The Imperial Hotel Tokyo has since had to redesign the hotel again due to damage caused by earthquakes and fire, but much of the Wright décor, furnishings, and original artifacts of the time are thoughtfully preserved and still in use today. A particularly stunning homage to Wright can be found in the Frank Lloyd Wright suite (available only to very special guests). Wink.
Afternoon tea with our lovely nakai-san (or, room attendants) was a highlight in the Wright suite. These ladies have such fine attention to detail and ensure you have everything you need during your stay; from fresh fruit in your room, to a beautiful display of origami, to dinner reservations, and depositing small gifts daily, they provide service at the highest caliber. Prepare to be impressed.
If an extended tea service is more to your liking, The Imperial Hotel Tokyo has you covered there, too. The “Toko-An” traditional tea ceremony room is open to all guests (reservations required) and allows you the experience of a traditional ceremony replete with tea masters, light snacks and a true history of tea and its symbolism. I can not highly recommend this enough — if you visit The Imperial, it’s a do not miss.
Of course, there are those of you – very much like myself – with a heartier appetite. The thirteen restaurants and three bars and lounges in The Imperial Hotel Tokyo will be instrumental in quelling all or your dining and imbibing needs. The restaurants at The Imperial are stylish and dapper, with service that aims to please, and menus prepared to arouse and excite. I barely scratched the surface during my visit, hitting up only four of these delectable spots, but what I had was so very dreamy. From perfectly executed omelettes at Les Saison, to a full kaiseki lunch at Isecho, and hand-poured drinks in the famed Old Imperial Bar, every morsel was perfectly executed with taste and precision.
The kaiseki lunch was certainly the standout of the bunch. Boasting an 8-course traditional Japanese menu that rotates seasonally, it’s as close as you’ll come to what feasting on a celebratory meal in the home of a real Japanese family must be like. Imagine kicking off the meal with appetizers of peanut cake, seasonal vegetables, pumpkin potage and roasted chestnuts and then segueing into a rich, custardy chawanmushi and a tempura course, and that’s all before the soup has even been served. Accompanying dishes of cold snow crab, buttery scallops, smokey grilled rockfish and a platter of fresh sushi had me weak in the knees — and feeling insanely full.
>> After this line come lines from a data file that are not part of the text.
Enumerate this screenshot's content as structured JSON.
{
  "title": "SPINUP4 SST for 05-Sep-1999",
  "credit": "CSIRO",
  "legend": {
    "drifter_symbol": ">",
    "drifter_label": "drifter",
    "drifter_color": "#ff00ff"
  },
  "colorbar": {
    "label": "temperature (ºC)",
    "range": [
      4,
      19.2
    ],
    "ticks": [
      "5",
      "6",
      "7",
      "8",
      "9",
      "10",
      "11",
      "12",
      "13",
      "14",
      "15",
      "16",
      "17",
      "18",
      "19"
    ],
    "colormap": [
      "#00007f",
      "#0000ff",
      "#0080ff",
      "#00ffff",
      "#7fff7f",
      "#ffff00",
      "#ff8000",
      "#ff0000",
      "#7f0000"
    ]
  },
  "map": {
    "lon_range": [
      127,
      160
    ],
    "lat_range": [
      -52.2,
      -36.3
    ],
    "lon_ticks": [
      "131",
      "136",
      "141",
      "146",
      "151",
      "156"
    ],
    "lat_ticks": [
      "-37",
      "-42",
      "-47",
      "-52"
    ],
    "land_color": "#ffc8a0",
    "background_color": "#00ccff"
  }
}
This lunch could’ve easily been my swan song.
My day of exploring was capped off with visits to The Imperial Hotel wedding shrine, grand hall and banquet facilities. Not that I need an excuse to party.
From just this one visit, I’ve become completely enamored and exceedingly fond of this historic, proud, impressive place… to call it a hotel is a doing it a major disservice. It’s a destination, and one that beckons many returns and return I shall. Please keep the Wright suite warm, Imperial, I’ll see you very soon. Arigato!